Globally, more than 1.9 billion adults are considered overweight.
Because there are so many myths about weight loss, for most people, it’s not as easy as cutting out foods and exercising more.
Losing weight and maintaining weight is a lifelong journey, though it is often not seen that way. To do it the right way, you must first learn common weight loss errors, so you can do your best to avoid making them.
Read on to get started.
Table Of Contents
1. Focusing on the Scale
If you stand on the scale every day hoping for a lower number to pop up, you’re in for some bad news.
The scale will show your body’s current weight, including any water or food you had that day, so your weight can fluctuate between two and three pounds every day.
So, if you just did a really hard workout and stand on the scale only to see that you gained two pounds, this may decrease your motivation.
This doesn’t mean that you aren’t making progress. The scale only shows one tiny part of the picture.
Your body may retain more water, which can cause the number on the scale to go up. You may also be gaining muscle mass, which can also make the number increase.

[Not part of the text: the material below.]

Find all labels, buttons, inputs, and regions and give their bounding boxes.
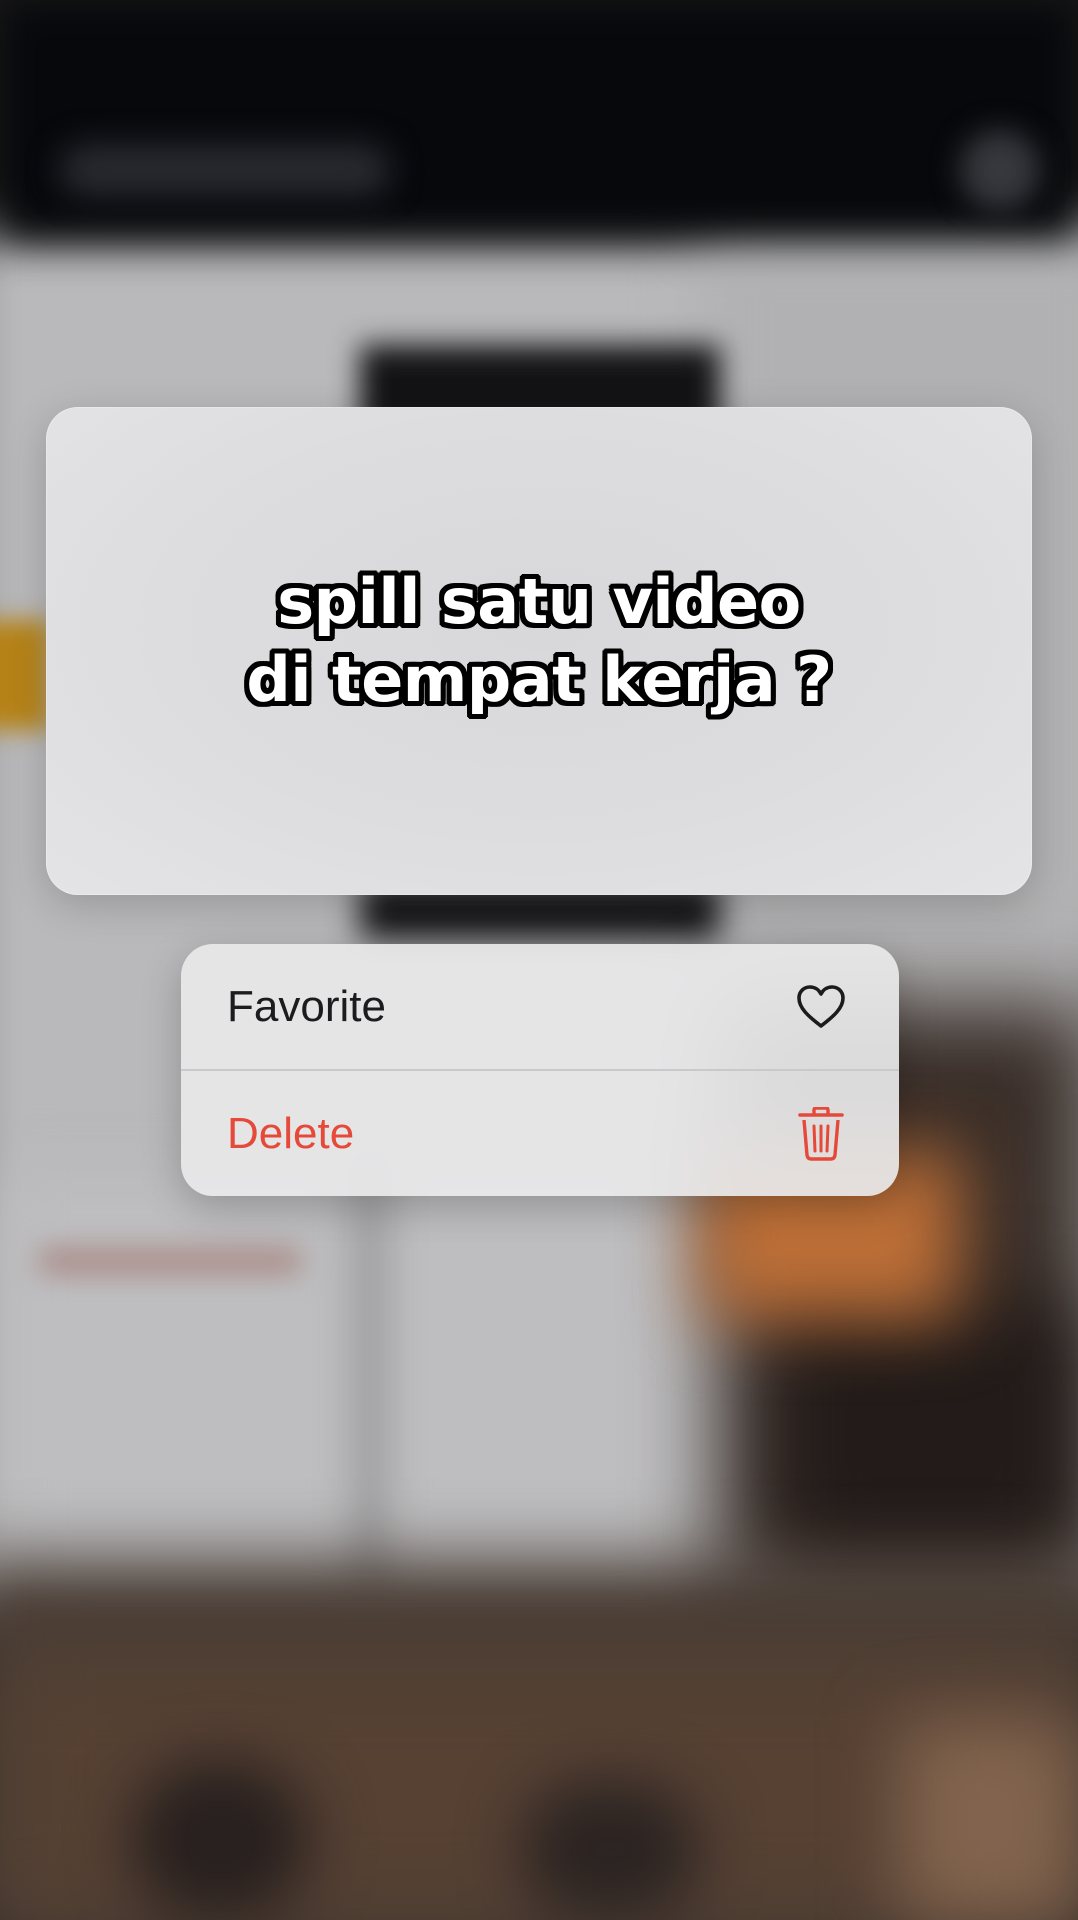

You are probably making great gains towards your weight loss goals, so it’s best to avoid the scale, stepping on it once a week at most.
2. Skipping Meals
If you are attempting to lose weight, then you probably already know you have to have a calorie deficit to do so. Because of this, many people think that skipping a meal or two throughout the day is an easy way to reduce your calorie intake.
In actuality, this can slow down your metabolism, as your body goes into survival mode and starts to store away the food that you do eat instead of breaking it down. This will also cause your body to have more intense food cravings.
When you skip meals, you are also much more likely to snack throughout the day or eat more during your other meals. This means you aren’t really reducing your calorie intake at all. You may actually be increasing it.
Instead of doing this, it’s best to create a well-balanced daily meal plan that works for your calorie goals.
3. Exercising Excessively
When learning how to start healthy habits, you’ll find that diet and exercise are always at the top of the list.
However, just as you shouldn’t skip meals, you also shouldn’t exercise too much. If you are trying to lose weight fast, you’ll be tempted to do an intense exercise regimen that promises to burn all those calories.
Yet, this can cause you to burn out fast, and it can also cause serious injuries. The key to a successful weekly workout schedule is consistency.
Thirty minutes of walking every day can make an even bigger impact than doing intense workouts once or twice a week. Exercise in ways that make the most sense to you and that you know you can keep up with.
Avoid Making Common Weight Loss Errors With This Guide
Now that you know the most common weight loss errors, you can start getting healthy the right way. Because there are so many misconceptions about losing weight, it can be difficult to get started.
With this guide, you’re already halfway there.